Canada hits back at USA with own tariffs

Freeland has repeatedly warned that the imposition of both steel, aluminum and auto tariffs would hurt American workers just as much as those in Canada.

It begs the question: what comes next? While Canada "will not escalate" the trade dispute, "it will not back down" either.

Canada's Foreign Minister Chrystia Freeland has declared that her country will "not back down" in the face of new tariffs imposed by the United States on steel and aluminium.

"Our approach is we will not escalate, but equally we will not back down", Freeland insisted.

"They will take effect on July 1 and will remain in place until the United States eliminates its trade-restrictive measures against Canada".

Trudeau reportedly reiterated his position to Trump himself in a phone call on Friday.

Trump, of course, has continuously personally insulted Trudeau ever since the Prime Minister's comments on retaliatory tariffs following the G7 Summit earlier this month.

When Canada's retaliatory tariffs were first announced, Bilous said he met with Alberta business leaders to hear their concerns.

"We believe that cooperation is a better path forward than escalation", said Kent Bacus, the association's director of global trade and market access. "The tariffs introduced by the United States on Canadian steel and aluminum are protectionist and illegal under WTO and NAFTA rules - the very rules that the United States helped to write", said Freeland in a statement.

The aid package - more than twice the value of last year's plan to help the softwood lumber industry - was announced at the same time the government confirmed plans to impose $16.6-billion in "dollar-for-dollar" countermeasures on USA goods.

The Trump administration imposed the steel and aluminum tariffs citing "national security" provisions of USA trade law, drawing a rebuke from allies who have fought alongside American soldiers in multiple wars.

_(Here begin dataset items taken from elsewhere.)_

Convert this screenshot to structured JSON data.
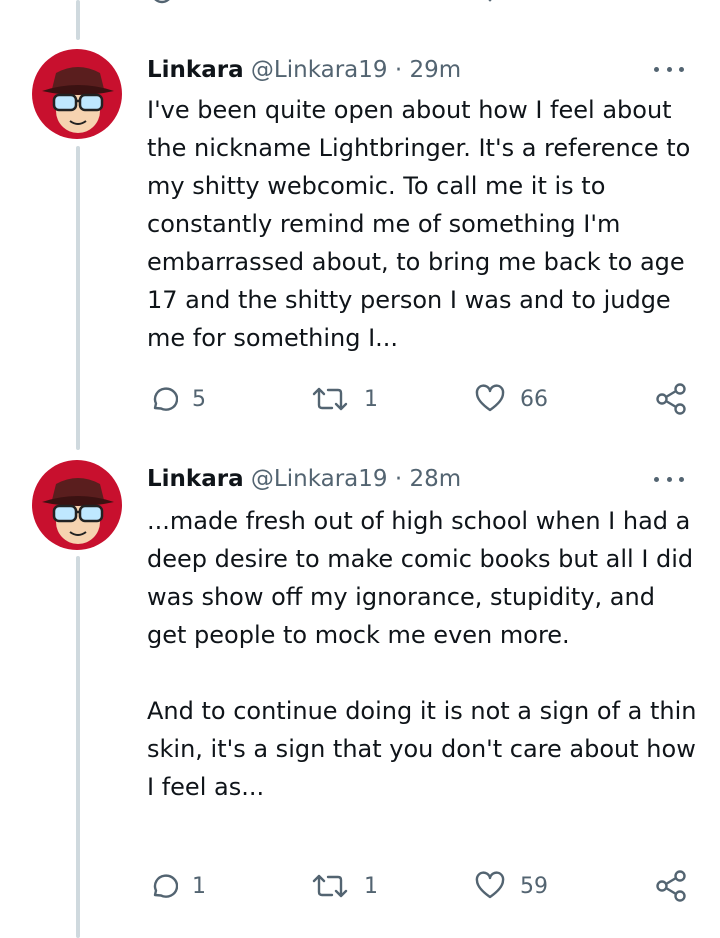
{
  "tweets": [
    {
      "name": "Linkara",
      "handle": "@Linkara19",
      "separator": "·",
      "time": "29m",
      "text": [
        "I've been quite open about how I feel about the nickname Lightbringer. It's a reference to my shitty webcomic. To call me it is to constantly remind me of something I'm embarrassed about, to bring me back to age 17 and the shitty person I was and to judge me for something I..."
      ],
      "replies": "5",
      "retweets": "1",
      "likes": "66"
    },
    {
      "name": "Linkara",
      "handle": "@Linkara19",
      "separator": "·",
      "time": "28m",
      "text": [
        "...made fresh out of high school when I had a deep desire to make comic books but all I did was show off my ignorance, stupidity, and get people to mock me even more.",
        "And to continue doing it is not a sign of a thin skin, it's a sign that you don't care about how I feel as..."
      ],
      "replies": "1",
      "retweets": "1",
      "likes": "59"
    }
  ],
  "icons": {
    "avatar": "red-hat-glasses-avatar",
    "reply": "speech-bubble-icon",
    "retweet": "retweet-arrows-icon",
    "like": "heart-icon",
    "share": "share-icon",
    "more": "more-dots-icon"
  },
  "colors": {
    "text": "#0f1419",
    "secondary": "#536471",
    "thread_line": "#cfd9de",
    "avatar_red": "#c8102e"
  }
}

"Faced with these unjustified tariffs, the United States will take all necessary actions under both USA law and worldwide rules to protect its interests", he said in the statement.

President Trump says Canada has unfair trade policies and a huge trade surplus with the U.S. But the U.S.

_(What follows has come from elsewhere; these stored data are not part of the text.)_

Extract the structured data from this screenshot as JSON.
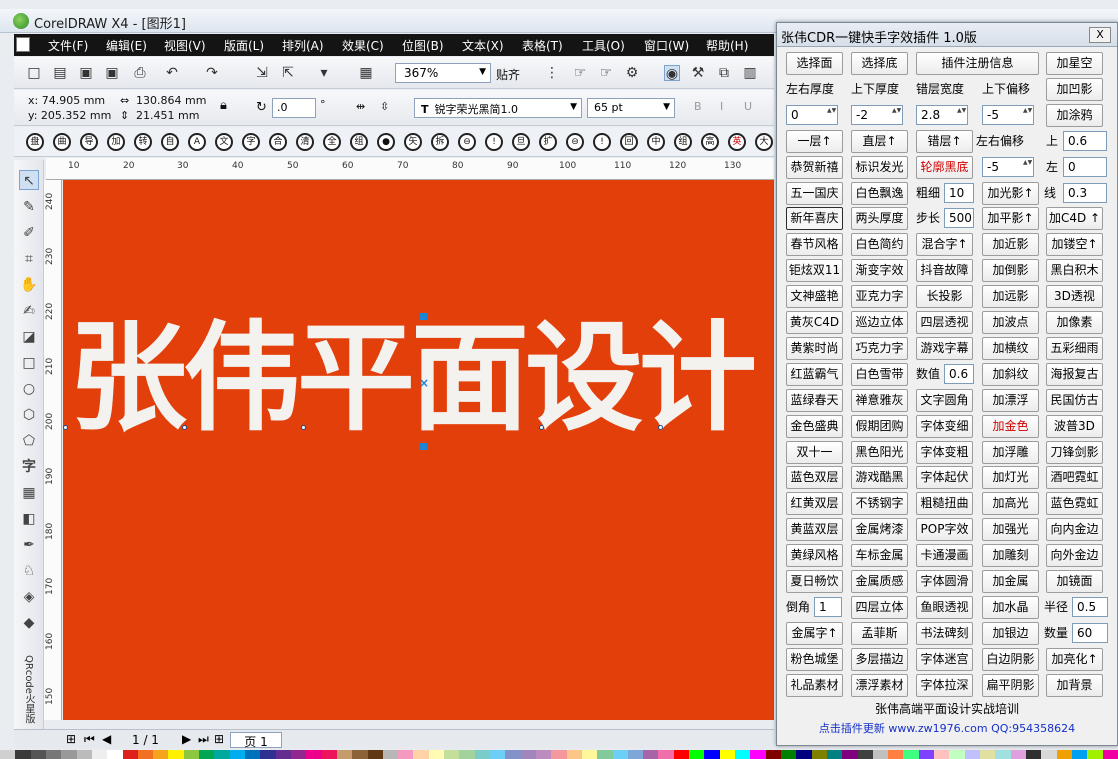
{
  "window_title": "CorelDRAW X4 - [图形1]",
  "menu": [
    "文件(F)",
    "编辑(E)",
    "视图(V)",
    "版面(L)",
    "排列(A)",
    "效果(C)",
    "位图(B)",
    "文本(X)",
    "表格(T)",
    "工具(O)",
    "窗口(W)",
    "帮助(H)"
  ],
  "toolbar": {
    "zoom": "367%",
    "snap_label": "贴齐"
  },
  "props": {
    "x": "x: 74.905 mm",
    "y": "y: 205.352 mm",
    "w": "130.864 mm",
    "h": "21.451 mm",
    "rotation": ".0",
    "font": "锐字荣光黑简1.0",
    "size": "65 pt"
  },
  "glyphs": [
    "盘",
    "曲",
    "导",
    "加",
    "转",
    "自",
    "A",
    "文",
    "字",
    "合",
    "清",
    "全",
    "组",
    "●",
    "矢",
    "拆",
    "⊖",
    "!",
    "旦",
    "扩",
    "⊖",
    "!",
    "回",
    "中",
    "组",
    "高",
    "英",
    "大"
  ],
  "toolbox_label": "QRcode火星版",
  "ruler_h": [
    "10",
    "20",
    "30",
    "40",
    "50",
    "60",
    "70",
    "80",
    "90",
    "100",
    "110",
    "120",
    "130"
  ],
  "ruler_v": [
    "240",
    "230",
    "220",
    "210",
    "200",
    "190",
    "180",
    "170",
    "160",
    "150"
  ],
  "canvas": {
    "text": "张伟平面设计",
    "bg_color": "#e23f0b",
    "text_color": "#f4f2ee"
  },
  "pagebar": {
    "counter": "1 / 1",
    "page_tab": "页 1"
  },
  "plugin": {
    "title": "张伟CDR一键快手字效插件 1.0版",
    "close_label": "X",
    "r1": [
      "选择面",
      "选择底",
      "插件注册信息",
      "加星空"
    ],
    "r2_labels": [
      "左右厚度",
      "上下厚度",
      "错层宽度",
      "上下偏移"
    ],
    "r2_btn": "加凹影",
    "r3_vals": [
      "0",
      "-2",
      "2.8",
      "-5"
    ],
    "r3_btn": "加涂鸦",
    "r4": [
      "一层↑",
      "直层↑",
      "错层↑"
    ],
    "r4_label": "左右偏移",
    "r4_shang": "上",
    "r4_val": "0.6",
    "r5": [
      "恭贺新禧",
      "标识发光",
      "轮廓黑底"
    ],
    "r5_val": "-5",
    "r5_zuo": "左",
    "r5_zuo_val": "0",
    "r6": [
      "五一国庆",
      "白色飘逸"
    ],
    "r6_lbl": "粗细",
    "r6_val": "10",
    "r6_btn": "加光影↑",
    "r6_xian": "线",
    "r6_xian_val": "0.3",
    "r7": [
      "新年喜庆",
      "两头厚度"
    ],
    "r7_lbl": "步长",
    "r7_val": "500",
    "r7_btn": "加平影↑",
    "r7_btn2": "加C4D ↑",
    "grid": [
      [
        "春节风格",
        "白色简约",
        "混合字↑",
        "加近影",
        "加镂空↑"
      ],
      [
        "钜炫双11",
        "渐变字效",
        "抖音故障",
        "加倒影",
        "黑白积木"
      ],
      [
        "文神盛艳",
        "亚克力字",
        "长投影",
        "加远影",
        "3D透视"
      ],
      [
        "黄灰C4D",
        "巡边立体",
        "四层透视",
        "加波点",
        "加像素"
      ],
      [
        "黄紫时尚",
        "巧克力字",
        "游戏字幕",
        "加横纹",
        "五彩细雨"
      ],
      [
        "红蓝霸气",
        "白色雪带",
        "",
        "加斜纹",
        "海报复古"
      ],
      [
        "蓝绿春天",
        "禅意雅灰",
        "文字圆角",
        "加漂浮",
        "民国仿古"
      ],
      [
        "金色盛典",
        "假期团购",
        "字体变细",
        "加金色",
        "波普3D"
      ],
      [
        "双十一",
        "黑色阳光",
        "字体变粗",
        "加浮雕",
        "刀锋剑影"
      ],
      [
        "蓝色双层",
        "游戏酷黑",
        "字体起伏",
        "加灯光",
        "酒吧霓虹"
      ],
      [
        "红黄双层",
        "不锈钢字",
        "粗糙扭曲",
        "加高光",
        "蓝色霓虹"
      ],
      [
        "黄蓝双层",
        "金属烤漆",
        "POP字效",
        "加强光",
        "向内金边"
      ],
      [
        "黄绿风格",
        "车标金属",
        "卡通漫画",
        "加雕刻",
        "向外金边"
      ],
      [
        "夏日畅饮",
        "金属质感",
        "字体圆滑",
        "加金属",
        "加镜面"
      ]
    ],
    "shuzhi_lbl": "数值",
    "shuzhi_val": "0.6",
    "r_daojiao_lbl": "倒角",
    "r_daojiao_val": "1",
    "r_daojiao_btns": [
      "四层立体",
      "鱼眼透视",
      "加水晶"
    ],
    "r_banjing": "半径",
    "r_banjing_val": "0.5",
    "r_last1": [
      "金属字↑",
      "孟菲斯",
      "书法碑刻",
      "加银边"
    ],
    "r_shuliang": "数量",
    "r_shuliang_val": "60",
    "r_last2": [
      "粉色城堡",
      "多层描边",
      "字体迷宫",
      "白边阴影",
      "加亮化↑"
    ],
    "r_last3": [
      "礼品素材",
      "漂浮素材",
      "字体拉深",
      "扁平阴影",
      "加背景"
    ],
    "footer": "张伟高端平面设计实战培训",
    "link": "点击插件更新 www.zw1976.com    QQ:954358624"
  }
}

She said she expects "common sense will prevail".

"I don't think we'll see any reaction from the Trump administration". He is also threatening to impose another national security-based tariff on imported cars, trucks and auto parts.

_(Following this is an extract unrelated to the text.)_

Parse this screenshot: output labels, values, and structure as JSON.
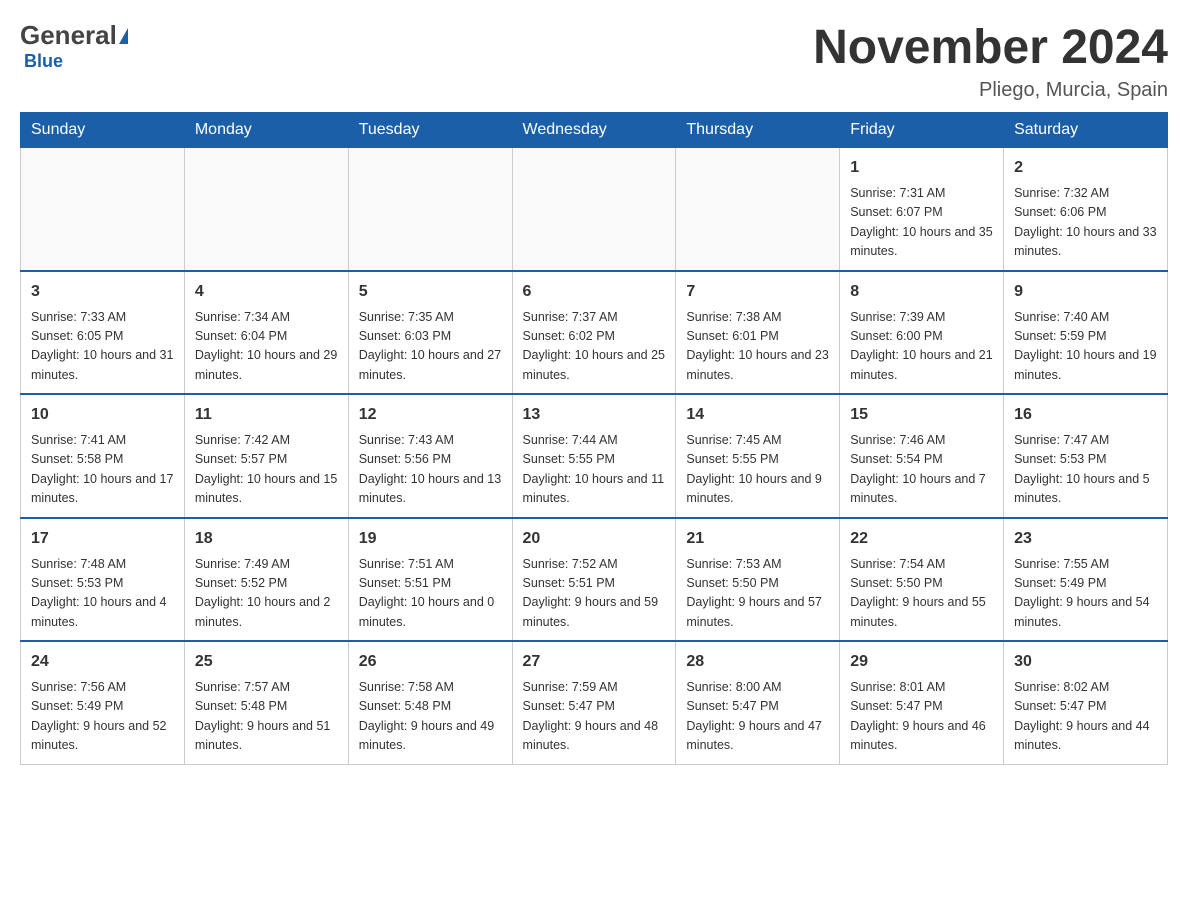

"There are a million direct American jobs because of this relationship they have with Alberta", he said. The situation means it's now a top priority for stalled NAFTA talks to get moving as soon as possible, he said. Trump has repeatedly scorned the deal and threatened to pull out, as officials from the U.S., Canada and Mexico have worked to renegotiate the 24-year-old trade agreement.

"Canada has always been a safe, secure and reliable source of steel and aluminum for the USA market". "I fought hard for them and ultimately they will not pay tariffs selling into the European Union, which has hurt us badly on trade, down $151 Billion". That support has gone largely unused, as booming demand for lumber has overcome the higher costs of USA -imposed tariffs for that sector.

On this front, Ottawa feels it has more work to do.

The Trudeau government's decision to stand up to Trump with retaliatory measures has attracted wide support in Canada.

Numerous US products were chosen for their political rather than economic impact.

The federal government has also doubled its work-sharing agreement, Hajdu said, from 38 to 76 weeks in addition to other assistance measures.

Ottawa is also promising to boost funding for the provinces and territories to increase job and training programs.